Il faut cependant rester nuancé. Toutes les récessions ne se recouvrent pas de la même manière. Le pronostic dépend de la hauteur de la rétraction, de la quantité d’os interproximal conservée, de l’épaisseur gingivale et de la localisation. Les zones antérieures répondent parfois très bien. D’autres situations permettent surtout d’épaissir le tissu et de freiner l’évolution plutôt que de retrouver une couverture parfaite.
Que pouvez-vous faire dès maintenant ?
Si vous avez l’impression qu’une gencive se retire, évitez d’attendre que la sensibilité ou l’esthétique se dégradent davantage. Adoptez une brosse souple, réduisez la pression, privilégiez des gestes doux et précis, et maintenez une hygiène interdentaires adaptée. Si vous grincez des dents, si vous fumez ou si vous observez des saignements, ces éléments doivent être signalés lors de l’examen.
La qualité du diagnostic est déterminante. Une récession gingivale n’est pas uniquement un détail visuel. Elle peut révéler une dynamique parodontale, fonctionnelle ou anatomique qui appelle une prise en charge sur mesure.
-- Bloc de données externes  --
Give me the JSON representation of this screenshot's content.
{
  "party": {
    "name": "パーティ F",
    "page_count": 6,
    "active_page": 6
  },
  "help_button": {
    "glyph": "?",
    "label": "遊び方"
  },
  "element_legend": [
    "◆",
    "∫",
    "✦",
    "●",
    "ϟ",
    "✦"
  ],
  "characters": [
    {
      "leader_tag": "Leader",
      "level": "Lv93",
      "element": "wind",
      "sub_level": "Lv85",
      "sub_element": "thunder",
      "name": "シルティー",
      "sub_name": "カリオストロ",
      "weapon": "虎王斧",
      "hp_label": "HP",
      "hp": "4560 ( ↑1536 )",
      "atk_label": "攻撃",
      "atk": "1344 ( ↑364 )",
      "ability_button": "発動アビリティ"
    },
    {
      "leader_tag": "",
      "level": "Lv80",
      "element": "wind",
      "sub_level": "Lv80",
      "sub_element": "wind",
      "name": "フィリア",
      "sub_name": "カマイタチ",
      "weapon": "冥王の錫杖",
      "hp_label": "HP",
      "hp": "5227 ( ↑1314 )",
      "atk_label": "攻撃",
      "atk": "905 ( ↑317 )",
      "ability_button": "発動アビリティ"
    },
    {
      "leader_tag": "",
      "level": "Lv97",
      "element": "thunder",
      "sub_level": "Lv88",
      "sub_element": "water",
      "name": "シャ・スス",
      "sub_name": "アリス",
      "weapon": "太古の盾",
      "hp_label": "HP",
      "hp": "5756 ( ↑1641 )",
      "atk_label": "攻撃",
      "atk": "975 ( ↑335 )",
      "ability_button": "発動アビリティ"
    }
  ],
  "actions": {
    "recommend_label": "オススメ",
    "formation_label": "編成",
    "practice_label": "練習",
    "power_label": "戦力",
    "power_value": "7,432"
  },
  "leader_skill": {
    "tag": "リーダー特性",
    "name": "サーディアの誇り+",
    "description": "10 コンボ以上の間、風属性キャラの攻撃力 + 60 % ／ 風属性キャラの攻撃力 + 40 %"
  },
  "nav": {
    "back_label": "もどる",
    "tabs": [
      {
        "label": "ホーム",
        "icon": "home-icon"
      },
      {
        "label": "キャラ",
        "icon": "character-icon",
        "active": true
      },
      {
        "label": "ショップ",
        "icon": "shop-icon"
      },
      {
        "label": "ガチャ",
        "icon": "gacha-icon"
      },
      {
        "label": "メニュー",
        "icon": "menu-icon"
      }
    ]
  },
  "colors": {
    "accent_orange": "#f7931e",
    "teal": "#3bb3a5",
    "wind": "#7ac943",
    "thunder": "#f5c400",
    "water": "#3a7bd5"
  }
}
Dans un environnement clinique expert comme celui de La Clinique du Sourire, cette lecture globale permet de construire une réponse cohérente, à la fois protectrice, précise et esthétiquement maîtrisée.
Lorsqu’elle est traitée à temps, la rétraction gingivale peut souvent être stabilisée et, dans certains cas, significativement corrigée. Le bon réflexe n’est pas de chercher à masquer le symptôme, mais de comprendre ce que la gencive exprime avant que le sourire n’en porte durablement la trace.